Re: let Makefile.PL to do the Readme file for me -- new target?
by bliako (Prior) on Jan 20, 2021 at 12:01 UTC

    As pryrt said you can have many Makefile targets into the single postamble. I had similar worries asked here: Benchmarks target in Makefile. If you super-search for postamble you will find more.

    If you were developing in Linux you could benefit from Autotools (I guess win-gnu has it too). I know it's old and tired but this is what I use and sometimes I hit its limitations. The "pattern" I use is to create a dir for my project to contain a huge Autotools Makefile (skeleton). Inside that parent dir I create a dir called Perl. Therein lies the Perl code, tests, doc etc. and the simplest Makefile.PL. Autotools' Makefile will be responsible for entering the Perl dir, creating the doc, even spellchecking the docs!, running critic, running the dev-tests, dev-benchmarks, pushing to git and eventually creating the dist-tarball for CPAN from only Perl's subdir contents. To recap: create the simplest, client-side Makefile.PL and all the functionality is in the parent dir in Autotools' Makefile which can hold sensitive passwords without having to remove them before dist. Nothing of this goes to client-side. A template is easy to be created to re-use with other projects.

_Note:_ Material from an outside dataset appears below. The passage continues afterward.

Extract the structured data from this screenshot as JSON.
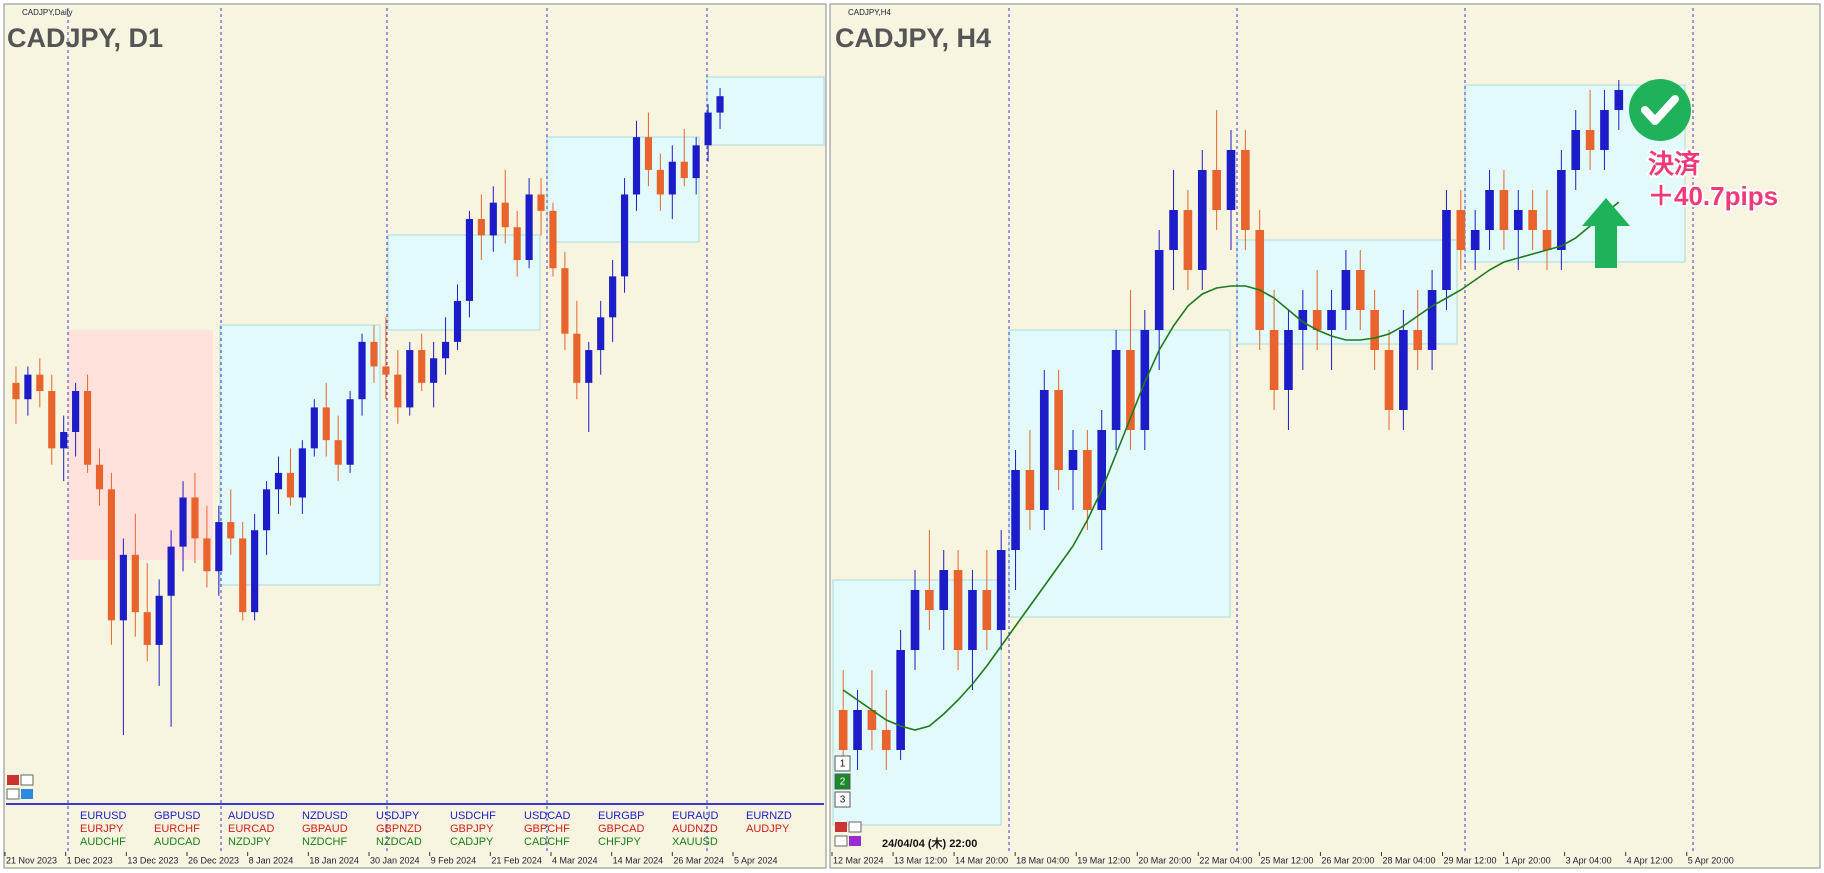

    Again, Autotools I feel is tired. The pattern I am suggesting of Parent-dir/Perl-dir may be a solution to limitations of Makefile.PL and the effort to keep it simple, just for client-side use. My proposal can be implemented with other auto-tools. I would personally keep away from cmake and all the "modern" gradles, ants, mavens and whatnot. (warning: based on personal experience and bitter taste rather than any sensible arguments, sorry.).

    Although the point Anonymous Monk makes (++) that "Make syntax isnt portable." is valid.

    bw, bliako

Re: let Makefile.PL to do the Readme file for me -- new target?
by Anonymous Monk on Jan 20, 2021 at 03:35 UTC
    Make syntax isnt portable.
      Make syntax isnt portable.

      I don't buy this argument. About 88% of the currently over 39k distributions in my (up-to-date) CPAN::Mini contain a Makefile.PL.

      Update: To clarify: I'm not saying Makefiles are necessarily portable. The point is the solutions to the OP can be implemented in a portable way, but the way the above statement is worded makes it seem like they can't. That's the problem with a four-word post; perhaps clarification would have been useful.